Another good thing is that the heroine is not a passive, helpless creature who lets events unfold around her; she tries to seize chances (going to auditions…) when she can, and she asserts her will (when a man boos her at her first show, she improvises and ends up impressing the audience). Phil knows what she wants, and is ready to fight for it, even though there are moments when she feels defeated. Yet this is also part of what “being a strong character” entails: it doesn’t mean being strong all the time, nor doing everything alone, it also means being able to acknowledge when you need help, and get it, and then win. Sort of.

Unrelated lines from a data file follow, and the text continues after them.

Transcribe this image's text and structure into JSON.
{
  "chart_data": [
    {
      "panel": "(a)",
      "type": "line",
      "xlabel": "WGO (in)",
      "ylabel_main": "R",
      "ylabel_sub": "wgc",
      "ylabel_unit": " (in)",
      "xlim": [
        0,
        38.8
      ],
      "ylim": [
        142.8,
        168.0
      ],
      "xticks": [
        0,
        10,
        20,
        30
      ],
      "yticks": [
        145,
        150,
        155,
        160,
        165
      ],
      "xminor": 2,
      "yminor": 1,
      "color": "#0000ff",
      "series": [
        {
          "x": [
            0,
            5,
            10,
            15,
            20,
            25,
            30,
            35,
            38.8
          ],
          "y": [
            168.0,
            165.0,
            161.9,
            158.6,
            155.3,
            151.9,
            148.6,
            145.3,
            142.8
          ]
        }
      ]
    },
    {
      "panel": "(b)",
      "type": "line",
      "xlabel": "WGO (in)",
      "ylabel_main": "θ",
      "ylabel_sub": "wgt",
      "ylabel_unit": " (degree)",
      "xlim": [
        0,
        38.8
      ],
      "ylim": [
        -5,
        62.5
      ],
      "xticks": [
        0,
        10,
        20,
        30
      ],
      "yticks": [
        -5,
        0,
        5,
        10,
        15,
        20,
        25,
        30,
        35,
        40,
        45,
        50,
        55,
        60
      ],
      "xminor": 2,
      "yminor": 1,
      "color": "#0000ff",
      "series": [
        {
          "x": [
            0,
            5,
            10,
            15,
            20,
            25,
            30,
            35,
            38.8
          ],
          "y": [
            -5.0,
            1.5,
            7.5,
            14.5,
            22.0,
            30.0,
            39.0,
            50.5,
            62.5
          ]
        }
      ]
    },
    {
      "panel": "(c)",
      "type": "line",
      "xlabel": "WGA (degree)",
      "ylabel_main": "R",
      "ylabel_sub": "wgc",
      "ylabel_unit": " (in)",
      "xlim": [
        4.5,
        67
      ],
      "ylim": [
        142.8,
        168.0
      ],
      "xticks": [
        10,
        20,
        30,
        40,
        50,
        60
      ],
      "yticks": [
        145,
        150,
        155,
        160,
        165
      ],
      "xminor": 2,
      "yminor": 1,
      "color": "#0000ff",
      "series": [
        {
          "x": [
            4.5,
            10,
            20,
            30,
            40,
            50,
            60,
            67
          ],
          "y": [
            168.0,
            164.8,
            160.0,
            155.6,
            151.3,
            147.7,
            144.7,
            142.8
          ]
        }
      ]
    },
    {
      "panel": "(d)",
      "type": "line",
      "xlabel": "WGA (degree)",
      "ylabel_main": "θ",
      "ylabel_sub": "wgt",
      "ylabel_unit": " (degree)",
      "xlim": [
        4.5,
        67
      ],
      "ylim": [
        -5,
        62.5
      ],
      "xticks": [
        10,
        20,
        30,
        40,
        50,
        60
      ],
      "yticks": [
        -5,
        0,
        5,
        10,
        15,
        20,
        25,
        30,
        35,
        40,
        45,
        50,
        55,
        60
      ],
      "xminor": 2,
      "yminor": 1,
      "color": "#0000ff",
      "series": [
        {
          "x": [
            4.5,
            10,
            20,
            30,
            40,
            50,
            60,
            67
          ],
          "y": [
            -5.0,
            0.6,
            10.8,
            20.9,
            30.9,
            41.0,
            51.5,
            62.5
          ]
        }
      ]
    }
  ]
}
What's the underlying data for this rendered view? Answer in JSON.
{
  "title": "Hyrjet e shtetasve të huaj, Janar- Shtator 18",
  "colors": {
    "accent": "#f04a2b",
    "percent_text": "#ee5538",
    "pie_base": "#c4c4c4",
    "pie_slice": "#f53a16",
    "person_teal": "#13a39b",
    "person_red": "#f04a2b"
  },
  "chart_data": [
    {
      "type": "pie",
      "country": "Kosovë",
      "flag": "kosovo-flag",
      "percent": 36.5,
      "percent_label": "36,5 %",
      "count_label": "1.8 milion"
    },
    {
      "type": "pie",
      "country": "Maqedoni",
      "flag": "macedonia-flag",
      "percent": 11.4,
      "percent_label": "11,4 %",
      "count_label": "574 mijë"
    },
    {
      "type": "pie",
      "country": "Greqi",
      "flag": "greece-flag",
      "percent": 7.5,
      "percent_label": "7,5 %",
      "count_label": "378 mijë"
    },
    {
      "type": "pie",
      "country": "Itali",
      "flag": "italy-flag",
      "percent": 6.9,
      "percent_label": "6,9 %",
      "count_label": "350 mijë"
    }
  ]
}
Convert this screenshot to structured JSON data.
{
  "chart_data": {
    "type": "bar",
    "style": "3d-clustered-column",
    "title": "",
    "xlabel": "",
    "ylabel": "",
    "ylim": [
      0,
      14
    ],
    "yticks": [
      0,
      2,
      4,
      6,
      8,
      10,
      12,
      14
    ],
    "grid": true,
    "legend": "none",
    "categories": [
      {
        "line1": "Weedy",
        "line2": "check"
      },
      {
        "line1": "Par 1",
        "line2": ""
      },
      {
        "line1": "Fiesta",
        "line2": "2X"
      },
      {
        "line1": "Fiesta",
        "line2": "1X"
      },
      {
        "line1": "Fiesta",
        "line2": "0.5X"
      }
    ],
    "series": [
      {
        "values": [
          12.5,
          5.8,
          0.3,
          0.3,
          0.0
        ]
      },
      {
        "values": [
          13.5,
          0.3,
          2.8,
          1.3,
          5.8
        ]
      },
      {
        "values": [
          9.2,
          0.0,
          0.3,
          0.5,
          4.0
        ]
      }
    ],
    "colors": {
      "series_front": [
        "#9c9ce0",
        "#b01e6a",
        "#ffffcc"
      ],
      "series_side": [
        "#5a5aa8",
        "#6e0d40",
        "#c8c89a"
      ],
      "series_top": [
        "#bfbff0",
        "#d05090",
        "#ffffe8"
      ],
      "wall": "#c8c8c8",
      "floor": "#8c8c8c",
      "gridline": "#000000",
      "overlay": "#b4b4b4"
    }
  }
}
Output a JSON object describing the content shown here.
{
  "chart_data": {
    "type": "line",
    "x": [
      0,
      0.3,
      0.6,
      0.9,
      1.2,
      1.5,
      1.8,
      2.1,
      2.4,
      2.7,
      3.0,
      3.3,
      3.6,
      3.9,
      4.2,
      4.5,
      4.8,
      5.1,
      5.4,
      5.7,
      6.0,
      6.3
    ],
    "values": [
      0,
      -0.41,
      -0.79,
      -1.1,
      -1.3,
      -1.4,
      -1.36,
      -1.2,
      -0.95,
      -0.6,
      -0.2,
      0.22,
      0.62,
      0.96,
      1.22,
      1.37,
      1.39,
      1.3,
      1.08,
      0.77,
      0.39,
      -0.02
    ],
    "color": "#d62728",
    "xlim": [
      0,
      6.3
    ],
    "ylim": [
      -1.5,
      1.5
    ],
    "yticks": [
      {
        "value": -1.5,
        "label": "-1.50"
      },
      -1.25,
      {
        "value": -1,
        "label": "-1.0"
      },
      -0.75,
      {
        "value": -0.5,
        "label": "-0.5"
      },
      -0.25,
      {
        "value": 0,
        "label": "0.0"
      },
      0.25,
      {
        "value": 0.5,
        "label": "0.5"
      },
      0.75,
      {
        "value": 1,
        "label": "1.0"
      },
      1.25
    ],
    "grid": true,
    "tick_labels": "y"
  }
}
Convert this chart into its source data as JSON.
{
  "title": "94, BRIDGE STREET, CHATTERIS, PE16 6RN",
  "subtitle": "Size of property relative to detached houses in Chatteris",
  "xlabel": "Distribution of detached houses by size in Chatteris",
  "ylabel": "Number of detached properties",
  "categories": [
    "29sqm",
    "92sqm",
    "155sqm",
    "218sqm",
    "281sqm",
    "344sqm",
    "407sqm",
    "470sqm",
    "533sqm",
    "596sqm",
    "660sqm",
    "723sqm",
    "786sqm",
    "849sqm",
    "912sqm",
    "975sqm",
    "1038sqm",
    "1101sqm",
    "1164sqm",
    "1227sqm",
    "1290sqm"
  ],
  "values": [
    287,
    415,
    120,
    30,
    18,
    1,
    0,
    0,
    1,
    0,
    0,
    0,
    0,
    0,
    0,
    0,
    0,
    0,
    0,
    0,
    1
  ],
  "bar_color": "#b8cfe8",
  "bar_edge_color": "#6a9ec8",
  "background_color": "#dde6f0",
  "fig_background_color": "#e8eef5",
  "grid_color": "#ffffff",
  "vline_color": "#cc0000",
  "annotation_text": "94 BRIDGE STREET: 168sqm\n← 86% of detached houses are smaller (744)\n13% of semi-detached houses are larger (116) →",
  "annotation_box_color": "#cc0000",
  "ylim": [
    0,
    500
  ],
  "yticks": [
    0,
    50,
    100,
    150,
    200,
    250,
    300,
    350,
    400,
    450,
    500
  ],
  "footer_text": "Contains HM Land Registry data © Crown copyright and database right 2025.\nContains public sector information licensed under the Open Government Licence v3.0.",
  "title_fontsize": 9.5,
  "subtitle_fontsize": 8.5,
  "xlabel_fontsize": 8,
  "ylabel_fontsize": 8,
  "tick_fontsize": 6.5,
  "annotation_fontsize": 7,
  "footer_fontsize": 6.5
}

The romance part was alright (I know, I know, I’m really a tough audience in terms of romance). Philomena’s love interest definitely had flaws, which made him human (and that’s good), but those flaws weren’t a deal breaker for me, unlike all these brooding-assholish “I’m so dangerous so don’t come near me characters”, and he was a decent person all around, who respected Phil’s personality.
The other guy was revolting, to say the least. I hated reading about him—and that is an extremely good thing, since eliciting feelings in a reader isn’t so easily done, at least not when I am concerned. When an author conveys how despicable a character is, in a manner that makes me feel like strangling said character with their own guts, well, that author has done something right.
I do believe the story could and should have been longer, though. As it is, a lot of screen time, so to speak, was devoted to the “rags to riches” part, and by contrast the resolution came too quickly. We barely get to see anything of Iris, Elliot and the others, when their role was important and would have deserved more, without necessarily detracting from Phil’s status as the main character. As it is, it seemed as if the main story was all told already, and that the mysterious/conspiracy part of the plot had to be dealt with because a resolution was expected, yet without being really convinced about it. Had this part been more developed, it’d have been a 4-stars for me.